Sindicato dos Professores do DF vê como intimidador ofício de deputada homofóbica

Parlamentar da bancada evangélica enviou ofício questionando um trabalho escolar que tratava sobre homofobia.

Publicado em 06/07/16 às 09:32

Do Gay1 DF
Sindicato dos Professores ver como intimidador ofício de deputada homofóbica do DF
Sindicato dos Professores ver como intimidador ofício de deputada homofóbica do DF

Foto: Reprodução

Ofício da deputada evangélica que pede “providências legais” contra professor que tratou sobre homofobia em sala de aula.
A deputada distrital Sandra Faraj (SD), da bancada evangélica, enviou ofício a um colégio de ensino médio de Ceilândia para questionar um trabalho escolar que tratava sobre homofobia. A interferência da parlamentar na escolha do conteúdo pedagógico revoltou professores e entidades de defesa da educação, que divulgaram notas de repúdio nesta terça-feira.

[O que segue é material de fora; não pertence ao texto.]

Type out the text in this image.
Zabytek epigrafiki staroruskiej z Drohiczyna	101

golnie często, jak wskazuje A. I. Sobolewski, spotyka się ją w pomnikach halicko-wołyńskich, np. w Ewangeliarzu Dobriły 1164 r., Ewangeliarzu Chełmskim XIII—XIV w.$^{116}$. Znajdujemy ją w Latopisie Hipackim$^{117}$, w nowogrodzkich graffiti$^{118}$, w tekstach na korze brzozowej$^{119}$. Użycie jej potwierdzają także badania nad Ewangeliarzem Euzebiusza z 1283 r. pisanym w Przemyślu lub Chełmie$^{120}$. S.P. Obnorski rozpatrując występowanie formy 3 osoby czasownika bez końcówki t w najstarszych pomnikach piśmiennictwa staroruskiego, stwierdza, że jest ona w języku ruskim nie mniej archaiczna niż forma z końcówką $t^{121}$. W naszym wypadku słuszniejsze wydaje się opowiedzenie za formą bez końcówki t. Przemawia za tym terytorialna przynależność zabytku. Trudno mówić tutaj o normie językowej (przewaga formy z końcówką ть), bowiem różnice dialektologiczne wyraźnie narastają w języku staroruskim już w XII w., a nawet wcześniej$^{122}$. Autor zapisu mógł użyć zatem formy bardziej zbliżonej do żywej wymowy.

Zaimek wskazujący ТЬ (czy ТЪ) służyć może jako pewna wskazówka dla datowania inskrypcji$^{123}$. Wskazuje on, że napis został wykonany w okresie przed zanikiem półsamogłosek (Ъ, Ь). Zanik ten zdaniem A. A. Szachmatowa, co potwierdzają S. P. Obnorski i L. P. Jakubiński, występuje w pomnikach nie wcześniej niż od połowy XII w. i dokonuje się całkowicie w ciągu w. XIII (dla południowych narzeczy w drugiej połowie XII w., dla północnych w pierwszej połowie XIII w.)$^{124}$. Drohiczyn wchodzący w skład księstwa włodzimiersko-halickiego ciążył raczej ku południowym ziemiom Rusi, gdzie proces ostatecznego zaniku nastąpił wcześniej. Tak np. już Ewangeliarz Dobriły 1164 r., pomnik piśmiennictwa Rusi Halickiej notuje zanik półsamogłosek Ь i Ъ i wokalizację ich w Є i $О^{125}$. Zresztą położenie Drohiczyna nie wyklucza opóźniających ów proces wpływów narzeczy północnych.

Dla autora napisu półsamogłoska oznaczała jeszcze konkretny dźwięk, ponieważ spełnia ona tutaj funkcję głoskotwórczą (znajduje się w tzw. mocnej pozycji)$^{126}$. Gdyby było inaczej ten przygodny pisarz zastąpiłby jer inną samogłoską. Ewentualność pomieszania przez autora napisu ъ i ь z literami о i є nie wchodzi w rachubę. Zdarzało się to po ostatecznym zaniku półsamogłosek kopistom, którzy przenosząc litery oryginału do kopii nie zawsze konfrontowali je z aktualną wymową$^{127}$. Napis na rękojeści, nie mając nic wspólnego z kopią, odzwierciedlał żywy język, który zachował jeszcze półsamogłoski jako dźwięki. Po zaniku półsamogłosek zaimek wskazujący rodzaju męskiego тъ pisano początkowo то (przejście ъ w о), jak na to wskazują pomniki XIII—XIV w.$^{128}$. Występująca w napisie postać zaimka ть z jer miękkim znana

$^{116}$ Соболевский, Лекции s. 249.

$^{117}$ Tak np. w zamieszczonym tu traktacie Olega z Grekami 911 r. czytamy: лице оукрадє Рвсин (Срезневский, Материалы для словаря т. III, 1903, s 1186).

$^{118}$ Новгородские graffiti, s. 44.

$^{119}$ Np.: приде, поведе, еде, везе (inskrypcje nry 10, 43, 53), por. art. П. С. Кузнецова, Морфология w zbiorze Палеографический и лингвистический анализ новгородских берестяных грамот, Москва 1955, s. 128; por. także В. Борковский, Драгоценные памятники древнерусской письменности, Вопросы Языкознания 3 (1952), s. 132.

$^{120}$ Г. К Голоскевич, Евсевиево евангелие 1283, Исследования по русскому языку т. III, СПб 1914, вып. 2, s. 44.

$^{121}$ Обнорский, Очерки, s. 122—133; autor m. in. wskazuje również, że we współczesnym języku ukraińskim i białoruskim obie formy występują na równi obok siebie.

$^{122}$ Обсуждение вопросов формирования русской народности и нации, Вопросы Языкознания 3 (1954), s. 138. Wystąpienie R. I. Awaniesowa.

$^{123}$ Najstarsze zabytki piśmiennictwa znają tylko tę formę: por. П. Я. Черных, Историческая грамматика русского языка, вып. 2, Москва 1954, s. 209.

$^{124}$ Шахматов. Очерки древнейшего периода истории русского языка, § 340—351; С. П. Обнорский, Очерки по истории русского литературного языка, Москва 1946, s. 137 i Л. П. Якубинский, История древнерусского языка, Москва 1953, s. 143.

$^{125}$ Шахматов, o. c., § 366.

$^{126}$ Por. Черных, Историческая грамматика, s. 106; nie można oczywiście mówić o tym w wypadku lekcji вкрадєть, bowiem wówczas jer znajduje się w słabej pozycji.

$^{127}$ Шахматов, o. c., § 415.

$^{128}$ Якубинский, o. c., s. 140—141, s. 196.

No fim de junho, um professor do segundo ano do ensino médio do Centro Educacional 6 de Ceilândia passou um trabalho em grupo aos estudantes, em que eles deveriam debater um entre os seguintes temas: homofobia, integração entre gêneros, pansexualidade, relações poliamorosas e transsexualidade. Sandra Faraj recebeu uma reclamação em seu gabinete com relação ao assunto e enviou ofício à direção da escola pedindo “esclarecimentos” e “providências legais cabíveis”.

O Sindicato dos Professores considerou o envio do ofício uma forma de intimidar e constranger os professores. “Temos uma lei de gestão democrática que organiza as escolas e estabelece a autonomia do trabalho pedagógico dos professores e da instituição de ensino. O professor tem que ajudar os alunos a entender a sociedade, ele não pode ser cerceado ao tocar em temas importantes da atualidade”, reclama Dimas Rocha, diretor da entidade.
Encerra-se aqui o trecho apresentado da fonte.